Registered: 09/26/13
Posts: 6
Loc: South Carolina
I have several students at the end of Level 1, beginning of Level 2 (the ones in Level 2 are using the Accelerated Piano Adventures). In your opinion, how important is classical repertoire? Is it up to the students' interests or should it be part of every piano student's work?

#65733 - 08/31/15 10:04 AM Re: Opinions-how important is classical repertoire? [Re: Amberly]
EllaCat Offline
Resident Member

Registered: 04/03/08
Posts: 365
Loc: Atlantic Canada
I think young students should be exposed to a variety of music from all genres, both to build a solid and varied skill-set, and so they can determine for themselves what they like and don't like. I've found that most beginner children don't have strong preferences as to what they like to play - that comes later, both as they play more music and as they get older and their musical taste develops and gets more specific.

I think that the older and the more advanced a student is, the more role they should have in choosing their own repertoire. Beginners just don't have a heck of a lot to pick from - but as they advance, options open up. For teenagers & adults, I try to get them to tell me what they want to learn- and help them find level-appropriate music within that framework.

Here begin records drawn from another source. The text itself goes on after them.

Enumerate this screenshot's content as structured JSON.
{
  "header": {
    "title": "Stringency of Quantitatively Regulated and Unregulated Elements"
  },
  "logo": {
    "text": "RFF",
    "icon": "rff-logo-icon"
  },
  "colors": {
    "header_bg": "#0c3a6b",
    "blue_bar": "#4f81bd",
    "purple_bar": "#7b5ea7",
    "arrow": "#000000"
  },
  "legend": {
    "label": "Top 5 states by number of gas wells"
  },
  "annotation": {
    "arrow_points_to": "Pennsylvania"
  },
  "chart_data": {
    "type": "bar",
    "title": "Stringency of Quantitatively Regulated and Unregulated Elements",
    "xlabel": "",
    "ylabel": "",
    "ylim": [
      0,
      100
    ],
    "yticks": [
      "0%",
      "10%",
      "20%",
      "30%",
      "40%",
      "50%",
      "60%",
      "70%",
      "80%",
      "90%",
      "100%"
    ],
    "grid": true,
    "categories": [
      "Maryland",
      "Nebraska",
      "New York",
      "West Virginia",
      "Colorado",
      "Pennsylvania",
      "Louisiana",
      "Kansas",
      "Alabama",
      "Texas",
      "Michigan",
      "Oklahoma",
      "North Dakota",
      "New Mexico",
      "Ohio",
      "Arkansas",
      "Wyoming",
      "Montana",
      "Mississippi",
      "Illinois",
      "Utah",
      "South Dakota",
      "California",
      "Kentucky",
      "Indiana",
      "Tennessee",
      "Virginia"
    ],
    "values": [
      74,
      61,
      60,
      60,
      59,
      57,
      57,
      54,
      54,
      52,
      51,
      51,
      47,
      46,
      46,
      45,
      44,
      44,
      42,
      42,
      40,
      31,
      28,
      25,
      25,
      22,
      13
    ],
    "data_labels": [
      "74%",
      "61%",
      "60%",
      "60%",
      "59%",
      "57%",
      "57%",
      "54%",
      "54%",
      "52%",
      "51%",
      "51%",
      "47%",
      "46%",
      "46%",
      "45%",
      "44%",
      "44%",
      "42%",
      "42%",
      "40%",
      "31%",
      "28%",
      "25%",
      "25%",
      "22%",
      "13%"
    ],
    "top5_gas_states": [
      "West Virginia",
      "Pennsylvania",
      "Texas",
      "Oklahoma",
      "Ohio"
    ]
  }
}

The parent's preference also applies - some parents have a strong desire that the student receive classical training.

If I had to pick for a student? I'd pick a variety from all types of genres, to give a really balanced education, and ensure the student didn't close any doors without giving something a try first. But my preference isn't the only thing at play in the teacher/student/parent relationship smile

#65748 - 09/02/15 09:08 PM Re: Opinions-how important is classical repertoire? [Re: EllaCat]
J.Baker Offline
Contributing Member

Registered: 02/03/15
Posts: 21
Loc: New York City, NY
I agree with EllaCat that it is not an either/or situation. All of us who teach know too well that there is a gap in the piano repertoire of really decent music for the piano student who is between the late-beginner to early-intermediate stage. The great composers left us very little to work with in that category. And not all students adore Bartok and Kabalevsky.

The Faber book series helps fill this gap with arrangements not only of classical compositions, but some excellent arrangements of American standards from the mid-twentieth century. I regard these as good teaching material because the arrangements are elegantly laid out for the keyboard (unlike most other 'Easy Piano' books that are badly arranged) and provide an opportunity to teach the student how to shape melodic phrases, as in, for example, Misty and other 'pop' songs. This is good preparation for the much longer melodic lines of Chopin, Liszt, Schubert, etc. when they reach that level.

Once the student is well into intermediate stage then compositions like the sonatinas of Diabelli, Clementi, Mozart are accessible, as well as the easier works of Bach (Inventions) Beethoven (Fur Elise) Debussy (Cakewalk) and so forth.